MEDIA companies in the US face unreasonable government restrictions on their activities. Yet for the Federal Communications Commission, rewriting the ownership limits for television and radio stations has been a labour fit for Sisyphus. The commission updates the rules every few years, as required by law, only to have a federal appeals court or Congress smack them down.

The latest go-round started when the commission announced in June that it would reconsider some of its rules limiting what companies can own. The FCC had tried to ease or eliminate these limits in 2003, only to have its actions blocked by the US 3rd Circuit Court of Appeals. The Senate, prodded by a motley alliance of anti-corporate zealots and conservative activists who think local media tycoons are less liberal than national media tycoons, also intervened.

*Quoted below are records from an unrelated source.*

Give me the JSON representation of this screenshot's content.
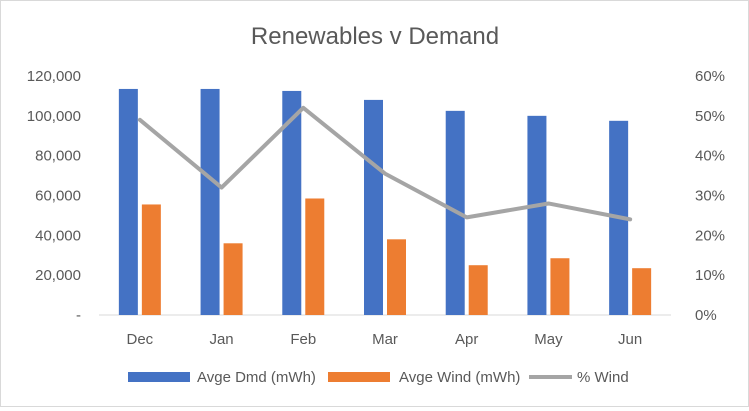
{
  "chart_data": {
    "type": "bar",
    "title": "Renewables v Demand",
    "categories": [
      "Dec",
      "Jan",
      "Feb",
      "Mar",
      "Apr",
      "May",
      "Jun"
    ],
    "series": [
      {
        "name": "Avge Dmd (mWh)",
        "type": "bar",
        "axis": "left",
        "color": "#4472C4",
        "values": [
          113500,
          113500,
          112500,
          108000,
          102500,
          100000,
          97500
        ]
      },
      {
        "name": "Avge Wind (mWh)",
        "type": "bar",
        "axis": "left",
        "color": "#ED7D31",
        "values": [
          55500,
          36000,
          58500,
          38000,
          25000,
          28500,
          23500
        ]
      },
      {
        "name": "% Wind",
        "type": "line",
        "axis": "right",
        "color": "#A5A5A5",
        "values": [
          0.49,
          0.32,
          0.52,
          0.355,
          0.245,
          0.28,
          0.24
        ]
      }
    ],
    "y_left": {
      "min": 0,
      "max": 120000,
      "step": 20000,
      "tick_labels": [
        "-",
        "20,000",
        "40,000",
        "60,000",
        "80,000",
        "100,000",
        "120,000"
      ]
    },
    "y_right": {
      "min": 0,
      "max": 0.6,
      "step": 0.1,
      "tick_labels": [
        "0%",
        "10%",
        "20%",
        "30%",
        "40%",
        "50%",
        "60%"
      ]
    },
    "grid": false,
    "legend_position": "bottom"
  }
}
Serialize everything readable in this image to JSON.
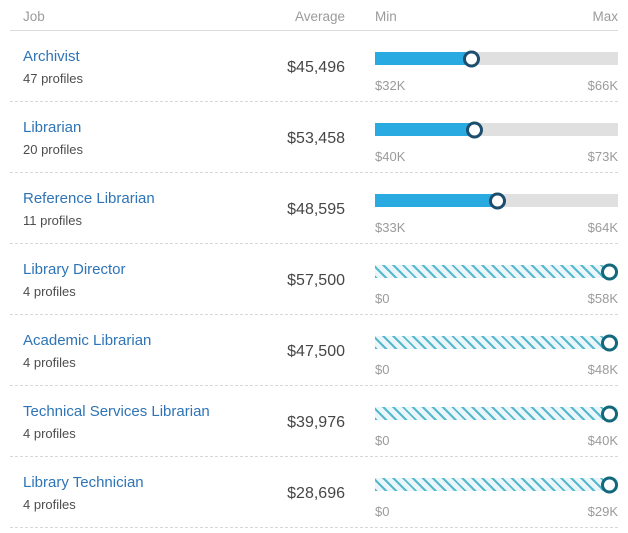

Media ownership restraints seek to preserve a healthy competition of distinct voices, but the rules developed over the decades are woefully outdated. If anything, what the FCC tried to do three years ago was too modest. In an age of cable and satellite TV — not to mention an age of YouTube.com — it’s no longer justifiable for the government to impose any limits on how many affiliates broadcast networks can own, given that CBS, NBC and ABC no longer control the distribution of their programming the way they did when American families gathered around their sets to watch “I Love Lucy,” captured by their rabbit-ear antennas.

And yet the FCC only sought to raise the percentage of the national audience that network-owned affiliates can reach from 35 per cent to 45 per cent per cent. This would have been a radical move in 1960. Three years ago, it was laughably meek. After a compromise raised the limit to 39 per cent, these rules aren’t even on the table for review this time around.

A different set of rules limiting the number of media outlets one company can own within the same city do remain relevant. Here again, the FCC was rather prudent in its ill-fated 2003 ruling. The commission would have let TV groups control three stations in markets with at least 18 outlets, and two stations in markets with five to 17 outlets.